Union calls off its ballot for industrial action

May 21, 2009

The University and College Union has called off its ballot for industrial action after universities threatened to challenge the legality of the vote.

The ballot may resume in the autumn term, the union said.

The UCU was balloting for action over employers' refusal to discuss a redundancy-avoidance agreement and their offer of a 0.3 per cent pay rise for next year. The UCU is seeking an 8 per cent increase.

The Universities and Colleges Employers Association (Ucea) threatened to bring the legal action on behalf of 78 institutions that claimed to have been supplied with inaccurate details of staff being balloted, in a breach of the law on trade union ballots.

Sally Hunt, UCU general secretary, accused Ucea of using "anti-trade union laws" to "thwart the right of UCU members to make a decision".

In a letter to members, she said: "I am concerned that there may have been a software problem with our central membership records. Urgent action to solve the problem is being taken.

"Because of this, I have agreed that we should postpone the ballot until the autumn term."

The UCU Left, a powerful faction, said that the threat of injunction "was not and would not be sufficient grounds for suspending this or any other ballot". Rather, the ballot was called off because the inaccuracies in membership records meant that the union ran a risk of "disenfranchising parts of the electorate".

Other commentators have sugested the 8 per cent pay claim had little support among members and the withdrawal would save the uniions from the ignominy of a no-vote.

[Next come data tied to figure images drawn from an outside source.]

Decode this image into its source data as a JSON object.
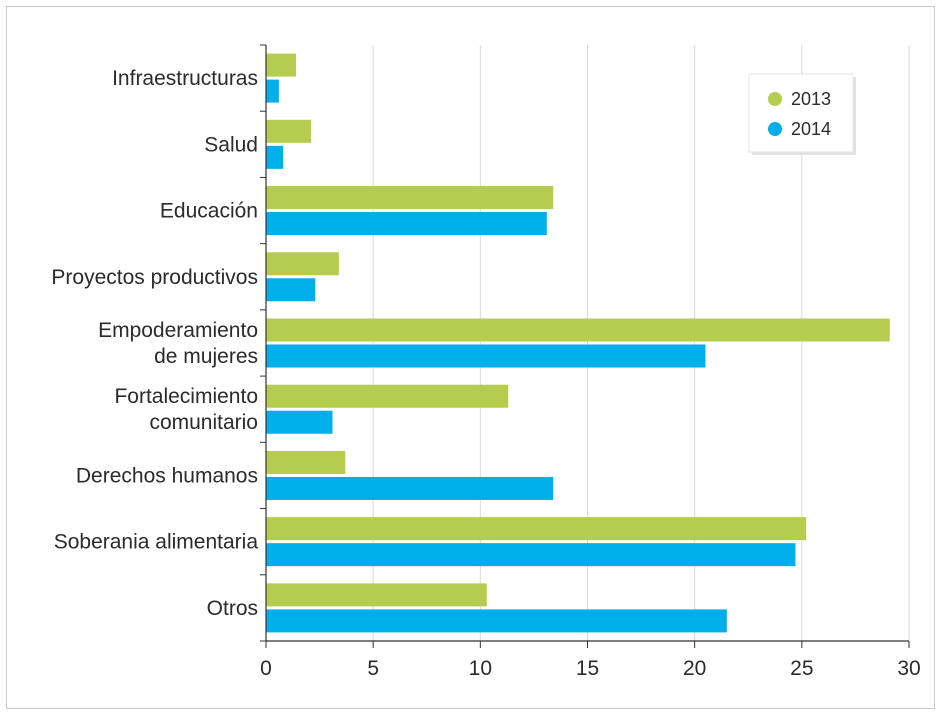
{
  "chart_data": {
    "type": "bar",
    "orientation": "horizontal",
    "categories": [
      [
        "Infraestructuras"
      ],
      [
        "Salud"
      ],
      [
        "Educación"
      ],
      [
        "Proyectos productivos"
      ],
      [
        "Empoderamiento",
        "de mujeres"
      ],
      [
        "Fortalecimiento",
        "comunitario"
      ],
      [
        "Derechos humanos"
      ],
      [
        "Soberania alimentaria"
      ],
      [
        "Otros"
      ]
    ],
    "series": [
      {
        "name": "2013",
        "color": "#b5cc4f",
        "values": [
          1.4,
          2.1,
          13.4,
          3.4,
          29.1,
          11.3,
          3.7,
          25.2,
          10.3
        ]
      },
      {
        "name": "2014",
        "color": "#00aee9",
        "values": [
          0.6,
          0.8,
          13.1,
          2.3,
          20.5,
          3.1,
          13.4,
          24.7,
          21.5
        ]
      }
    ],
    "xticks": [
      "0",
      "5",
      "10",
      "15",
      "20",
      "25",
      "30"
    ],
    "xlim": [
      0,
      30
    ],
    "grid": "vertical",
    "legend_position": "top-right",
    "title": "",
    "xlabel": "",
    "ylabel": ""
  }
}
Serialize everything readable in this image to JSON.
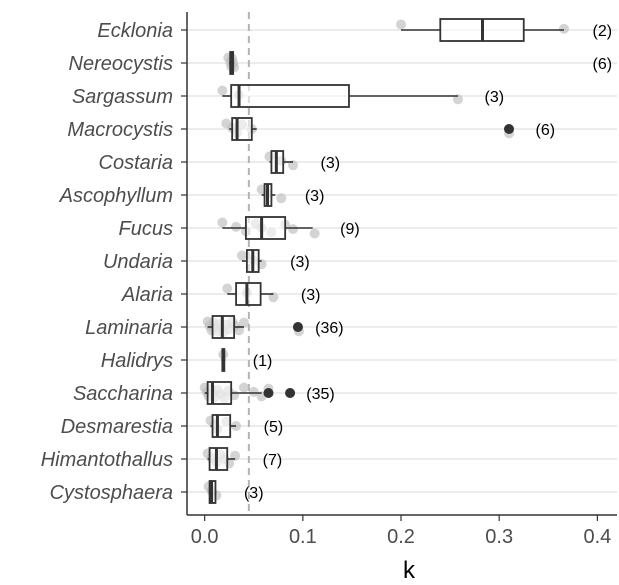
{
  "chart_data": {
    "type": "boxplot",
    "orientation": "horizontal",
    "xlabel": "k",
    "xlim": [
      -0.018,
      0.42
    ],
    "xticks": [
      0.0,
      0.1,
      0.2,
      0.3,
      0.4
    ],
    "xtick_labels": [
      "0.0",
      "0.1",
      "0.2",
      "0.3",
      "0.4"
    ],
    "reference_line_x": 0.045,
    "grid": "horizontal",
    "colors": {
      "box": "#333333",
      "point": "#bdbdbd",
      "outlier": "#333333",
      "grid": "#e5e5e5",
      "refline": "#b3b3b3",
      "axis": "#333333"
    },
    "categories": [
      "Ecklonia",
      "Nereocystis",
      "Sargassum",
      "Macrocystis",
      "Costaria",
      "Ascophyllum",
      "Fucus",
      "Undaria",
      "Alaria",
      "Laminaria",
      "Halidrys",
      "Saccharina",
      "Desmarestia",
      "Himantothallus",
      "Cystosphaera"
    ],
    "counts": [
      "(2)",
      "(6)",
      "(3)",
      "(6)",
      "(3)",
      "(3)",
      "(9)",
      "(3)",
      "(3)",
      "(36)",
      "(1)",
      "(35)",
      "(5)",
      "(7)",
      "(3)"
    ],
    "count_x": [
      0.405,
      0.405,
      0.295,
      0.347,
      0.128,
      0.112,
      0.148,
      0.097,
      0.108,
      0.127,
      0.059,
      0.118,
      0.07,
      0.069,
      0.05
    ],
    "boxes": [
      {
        "min": 0.2,
        "q1": 0.24,
        "median": 0.283,
        "q3": 0.325,
        "max": 0.366,
        "outliers": [],
        "points": [
          0.2,
          0.366
        ]
      },
      {
        "min": 0.025,
        "q1": 0.026,
        "median": 0.027,
        "q3": 0.029,
        "max": 0.03,
        "outliers": [],
        "points": [
          0.024,
          0.026,
          0.027,
          0.028,
          0.029,
          0.03
        ]
      },
      {
        "min": 0.018,
        "q1": 0.027,
        "median": 0.035,
        "q3": 0.147,
        "max": 0.258,
        "outliers": [],
        "points": [
          0.018,
          0.035,
          0.258
        ]
      },
      {
        "min": 0.025,
        "q1": 0.028,
        "median": 0.033,
        "q3": 0.048,
        "max": 0.053,
        "outliers": [
          0.31
        ],
        "points": [
          0.022,
          0.028,
          0.033,
          0.038,
          0.048,
          0.31
        ]
      },
      {
        "min": 0.066,
        "q1": 0.068,
        "median": 0.073,
        "q3": 0.08,
        "max": 0.09,
        "outliers": [],
        "points": [
          0.066,
          0.078,
          0.09
        ]
      },
      {
        "min": 0.058,
        "q1": 0.061,
        "median": 0.064,
        "q3": 0.068,
        "max": 0.072,
        "outliers": [],
        "points": [
          0.058,
          0.064,
          0.078
        ]
      },
      {
        "min": 0.018,
        "q1": 0.042,
        "median": 0.058,
        "q3": 0.082,
        "max": 0.11,
        "outliers": [],
        "points": [
          0.018,
          0.032,
          0.042,
          0.052,
          0.058,
          0.068,
          0.082,
          0.09,
          0.112
        ]
      },
      {
        "min": 0.038,
        "q1": 0.043,
        "median": 0.049,
        "q3": 0.055,
        "max": 0.058,
        "outliers": [],
        "points": [
          0.038,
          0.049,
          0.058
        ]
      },
      {
        "min": 0.023,
        "q1": 0.032,
        "median": 0.043,
        "q3": 0.057,
        "max": 0.07,
        "outliers": [],
        "points": [
          0.023,
          0.043,
          0.07
        ]
      },
      {
        "min": 0.003,
        "q1": 0.008,
        "median": 0.018,
        "q3": 0.03,
        "max": 0.04,
        "outliers": [
          0.095
        ],
        "points": [
          0.003,
          0.005,
          0.007,
          0.009,
          0.011,
          0.013,
          0.015,
          0.017,
          0.019,
          0.022,
          0.025,
          0.028,
          0.031,
          0.035,
          0.04,
          0.095,
          0.096
        ]
      },
      {
        "min": 0.017,
        "q1": 0.018,
        "median": 0.019,
        "q3": 0.02,
        "max": 0.021,
        "outliers": [],
        "points": [
          0.019
        ]
      },
      {
        "min": 0.0,
        "q1": 0.003,
        "median": 0.008,
        "q3": 0.027,
        "max": 0.058,
        "outliers": [
          0.065,
          0.087
        ],
        "points": [
          0.0,
          0.002,
          0.004,
          0.006,
          0.008,
          0.01,
          0.013,
          0.016,
          0.02,
          0.024,
          0.03,
          0.04,
          0.05,
          0.058,
          0.065,
          0.087
        ]
      },
      {
        "min": 0.006,
        "q1": 0.008,
        "median": 0.013,
        "q3": 0.026,
        "max": 0.032,
        "outliers": [],
        "points": [
          0.006,
          0.01,
          0.013,
          0.022,
          0.032
        ]
      },
      {
        "min": 0.003,
        "q1": 0.005,
        "median": 0.012,
        "q3": 0.023,
        "max": 0.031,
        "outliers": [],
        "points": [
          0.003,
          0.007,
          0.012,
          0.016,
          0.02,
          0.025,
          0.031
        ]
      },
      {
        "min": 0.004,
        "q1": 0.005,
        "median": 0.007,
        "q3": 0.011,
        "max": 0.012,
        "outliers": [],
        "points": [
          0.004,
          0.007,
          0.012
        ]
      }
    ]
  }
}
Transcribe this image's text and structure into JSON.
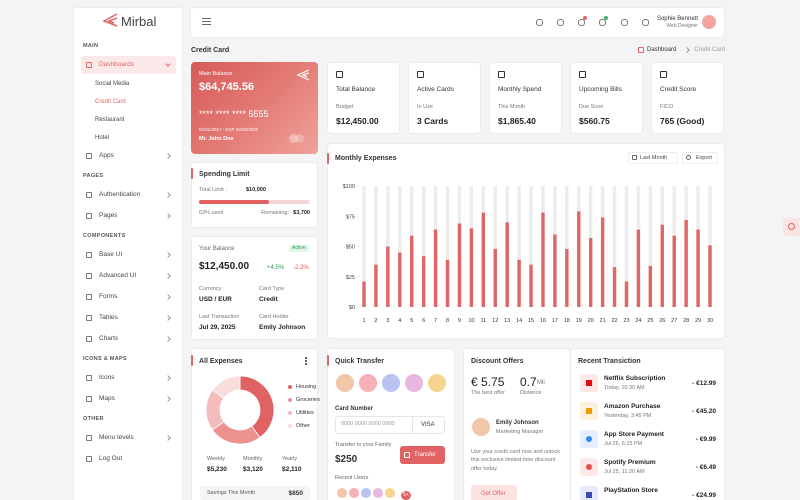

A Ucea spokesman said that universities had been "deeply concerned" by the union's "complacency" over the errors. "Significant numbers of staff were listed in an 'unknown' category and 'other' category, making it impossible for employers to deduce the numbers, categories and workplaces of employees that would be called to take action," he said. "One university even had a campus included that belongs to the local FE college."

National pay negotiations will resume this week.